Thursday, March 24, 2005

Help Wanted

I recently wrote about the Medicaid trainwreck that is unfolding for Utah. I've received some input since then and have come up with a few areas of targeted improvement -- further privatization of administration (and, as an incentive, sharing the savings with the companies we contract with) and reduction in frivolous utilization.

I heard a staggering figure. One private company manages 55,000 medicaid recipients in Utah. Of those, just 220 recipients are responsible for HALF the total emergency room costs (220 out of 55,000 rack up half the expense to taxpayers). And these are not catastrophic cases; they are things like 15 ER visits a month for some users, none of which merits hospitalization (drug seeking), or repeated visits for the sniffles. To reduce those ER visits, we need to figure out how to minimize outright abuse of the system and, perhaps, how to improve access to a primary care physician.

Also, an ER doctor told me compelling stories about the effect that potential litigation has on the services he provides. While he knows, in some cases, that one test is sufficient (and that is all most non-Medicaid patients would receive in those cases), he orders (and taxpayers pay for) several other expensive tests, as defensive medicine in the event there is a lawsuit. When we debate the effect of malpractice lawsuits, we often focus only on actually litigated cases and neglect the steep costs of defensive medicine.

In some cases, Medicaid provides Cadillac services that the taxpayers who financially support those services could never afford for themselves. Meanwhile, as a result of wasting our money through such poor prioritization, reimbursement rates suffer for other basic services, such as those provided by specialists, to the point that service providers won't accept Medicaid patients. Medicaid patients are people like you and me, our family members, neighbors, and our friends. The people have decided that Government should provide some medical services for those lacking financial resources. But I don't think anyone intended the current mess or would call the system superlative, as it currently stands.

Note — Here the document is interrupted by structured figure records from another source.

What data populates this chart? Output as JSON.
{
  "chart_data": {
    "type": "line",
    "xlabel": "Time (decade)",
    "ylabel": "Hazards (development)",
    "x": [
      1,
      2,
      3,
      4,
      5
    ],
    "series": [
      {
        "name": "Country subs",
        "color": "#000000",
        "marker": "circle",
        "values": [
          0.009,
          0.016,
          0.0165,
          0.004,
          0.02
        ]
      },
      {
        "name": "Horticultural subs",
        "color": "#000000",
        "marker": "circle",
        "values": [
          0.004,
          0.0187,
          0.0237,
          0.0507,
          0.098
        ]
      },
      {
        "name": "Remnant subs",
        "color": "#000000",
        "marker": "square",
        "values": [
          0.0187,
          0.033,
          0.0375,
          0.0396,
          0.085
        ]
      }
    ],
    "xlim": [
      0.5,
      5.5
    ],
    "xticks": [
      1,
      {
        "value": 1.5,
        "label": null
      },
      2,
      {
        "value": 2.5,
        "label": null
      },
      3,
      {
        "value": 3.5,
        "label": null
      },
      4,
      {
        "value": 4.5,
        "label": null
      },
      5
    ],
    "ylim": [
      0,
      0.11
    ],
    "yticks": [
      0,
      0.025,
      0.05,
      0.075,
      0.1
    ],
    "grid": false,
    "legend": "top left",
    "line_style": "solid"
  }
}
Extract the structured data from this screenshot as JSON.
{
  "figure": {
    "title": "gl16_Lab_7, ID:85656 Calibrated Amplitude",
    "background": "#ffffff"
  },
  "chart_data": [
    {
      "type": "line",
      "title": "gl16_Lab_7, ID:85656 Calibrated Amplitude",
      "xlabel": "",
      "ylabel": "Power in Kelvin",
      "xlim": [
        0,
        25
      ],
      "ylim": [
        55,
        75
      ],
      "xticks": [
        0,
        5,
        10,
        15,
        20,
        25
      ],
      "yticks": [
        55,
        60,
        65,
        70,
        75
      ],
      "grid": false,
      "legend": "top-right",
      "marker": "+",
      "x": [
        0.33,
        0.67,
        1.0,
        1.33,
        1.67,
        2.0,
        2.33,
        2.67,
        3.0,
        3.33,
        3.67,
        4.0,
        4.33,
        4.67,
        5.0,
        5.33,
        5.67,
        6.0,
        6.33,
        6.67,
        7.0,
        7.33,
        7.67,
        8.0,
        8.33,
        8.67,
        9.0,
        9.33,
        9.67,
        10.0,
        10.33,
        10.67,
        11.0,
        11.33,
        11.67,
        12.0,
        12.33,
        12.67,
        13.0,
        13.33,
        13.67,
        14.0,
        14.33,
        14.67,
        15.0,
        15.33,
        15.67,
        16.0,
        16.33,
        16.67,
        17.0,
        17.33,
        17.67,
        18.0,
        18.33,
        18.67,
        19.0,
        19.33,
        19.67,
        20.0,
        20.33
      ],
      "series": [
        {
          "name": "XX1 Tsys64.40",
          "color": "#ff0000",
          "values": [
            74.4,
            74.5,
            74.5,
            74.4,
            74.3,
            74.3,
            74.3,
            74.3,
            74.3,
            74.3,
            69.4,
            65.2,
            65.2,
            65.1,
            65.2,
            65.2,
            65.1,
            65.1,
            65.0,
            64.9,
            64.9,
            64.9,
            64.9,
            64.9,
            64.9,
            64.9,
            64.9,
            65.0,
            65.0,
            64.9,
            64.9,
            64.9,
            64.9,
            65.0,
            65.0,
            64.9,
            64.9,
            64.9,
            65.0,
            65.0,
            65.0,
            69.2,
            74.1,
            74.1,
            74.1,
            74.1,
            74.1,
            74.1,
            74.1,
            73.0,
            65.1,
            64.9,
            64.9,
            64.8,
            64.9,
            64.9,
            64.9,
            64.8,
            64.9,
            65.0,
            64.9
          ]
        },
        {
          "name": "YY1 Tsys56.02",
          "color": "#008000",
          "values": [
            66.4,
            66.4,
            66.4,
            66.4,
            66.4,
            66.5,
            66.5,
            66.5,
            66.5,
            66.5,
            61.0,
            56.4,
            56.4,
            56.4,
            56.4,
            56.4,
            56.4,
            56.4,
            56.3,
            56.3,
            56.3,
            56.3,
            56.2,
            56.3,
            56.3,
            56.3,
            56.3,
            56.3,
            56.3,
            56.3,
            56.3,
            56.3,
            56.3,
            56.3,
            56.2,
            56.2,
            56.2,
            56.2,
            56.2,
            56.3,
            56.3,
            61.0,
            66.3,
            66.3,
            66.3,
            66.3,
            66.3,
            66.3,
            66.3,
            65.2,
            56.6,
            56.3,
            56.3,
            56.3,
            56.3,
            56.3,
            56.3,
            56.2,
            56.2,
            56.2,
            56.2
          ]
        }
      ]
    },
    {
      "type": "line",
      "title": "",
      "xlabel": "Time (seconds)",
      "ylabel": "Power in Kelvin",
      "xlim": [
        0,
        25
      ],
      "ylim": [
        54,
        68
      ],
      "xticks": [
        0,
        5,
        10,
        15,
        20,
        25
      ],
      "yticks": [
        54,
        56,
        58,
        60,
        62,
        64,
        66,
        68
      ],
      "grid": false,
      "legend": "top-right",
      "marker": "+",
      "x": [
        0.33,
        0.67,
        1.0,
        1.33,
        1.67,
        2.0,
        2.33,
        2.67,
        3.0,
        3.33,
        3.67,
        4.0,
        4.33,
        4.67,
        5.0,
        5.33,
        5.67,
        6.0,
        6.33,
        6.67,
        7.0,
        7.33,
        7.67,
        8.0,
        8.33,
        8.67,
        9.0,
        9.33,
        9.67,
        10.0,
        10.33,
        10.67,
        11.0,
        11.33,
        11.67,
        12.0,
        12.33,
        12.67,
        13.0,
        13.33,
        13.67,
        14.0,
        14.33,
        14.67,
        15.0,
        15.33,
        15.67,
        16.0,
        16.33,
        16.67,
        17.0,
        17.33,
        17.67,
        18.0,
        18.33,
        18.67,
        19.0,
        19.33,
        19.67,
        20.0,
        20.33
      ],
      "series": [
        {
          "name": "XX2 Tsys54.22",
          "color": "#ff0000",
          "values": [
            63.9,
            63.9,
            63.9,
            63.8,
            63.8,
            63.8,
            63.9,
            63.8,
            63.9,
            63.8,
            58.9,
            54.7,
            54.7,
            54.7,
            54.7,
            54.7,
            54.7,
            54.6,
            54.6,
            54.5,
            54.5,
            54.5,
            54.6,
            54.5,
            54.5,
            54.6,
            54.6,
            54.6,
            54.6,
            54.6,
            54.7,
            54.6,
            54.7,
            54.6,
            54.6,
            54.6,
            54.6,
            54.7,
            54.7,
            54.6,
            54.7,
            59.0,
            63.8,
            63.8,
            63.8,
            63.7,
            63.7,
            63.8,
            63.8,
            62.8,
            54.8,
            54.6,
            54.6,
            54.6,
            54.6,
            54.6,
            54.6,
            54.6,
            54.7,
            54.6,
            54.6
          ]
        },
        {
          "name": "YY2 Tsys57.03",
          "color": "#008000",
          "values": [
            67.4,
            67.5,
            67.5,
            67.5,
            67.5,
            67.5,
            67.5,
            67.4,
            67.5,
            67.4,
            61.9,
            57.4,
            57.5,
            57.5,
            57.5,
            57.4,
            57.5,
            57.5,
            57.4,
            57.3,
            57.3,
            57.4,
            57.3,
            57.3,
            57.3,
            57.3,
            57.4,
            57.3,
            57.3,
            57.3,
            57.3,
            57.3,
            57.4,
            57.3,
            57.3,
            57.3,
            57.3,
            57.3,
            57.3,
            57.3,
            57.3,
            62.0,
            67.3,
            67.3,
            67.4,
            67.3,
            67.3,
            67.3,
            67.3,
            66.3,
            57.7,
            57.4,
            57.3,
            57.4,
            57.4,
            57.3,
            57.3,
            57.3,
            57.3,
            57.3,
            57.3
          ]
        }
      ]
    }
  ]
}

Rep. Brad Last (House Chair of Health and Human Services) and I will hold informal meetings with interested parties to get a better feel for the problems and possible solutions. If you have ideas, bring 'em on.

1 Comments:

Anonymous Brian Allen said...

I've often wondered why hospitals don't have a non-emergency clinic with extended hours attached to the hospital so that when non-emergency cases show up at the ER for treatment they can ship them across the parking lot, minimizing expenses and keeping the ER free to handle true emergencies. This should also translate into savings in the goverment funded programs as treatment for non-emergencies are channeled into a less expensive service network. ER rooms become the treatment arena for choice because you don't have to make an appointment and they won't turn you away. If there was a viable, inexpensive alternative conveniently located next to the ER room, I think it would work. Just a thought.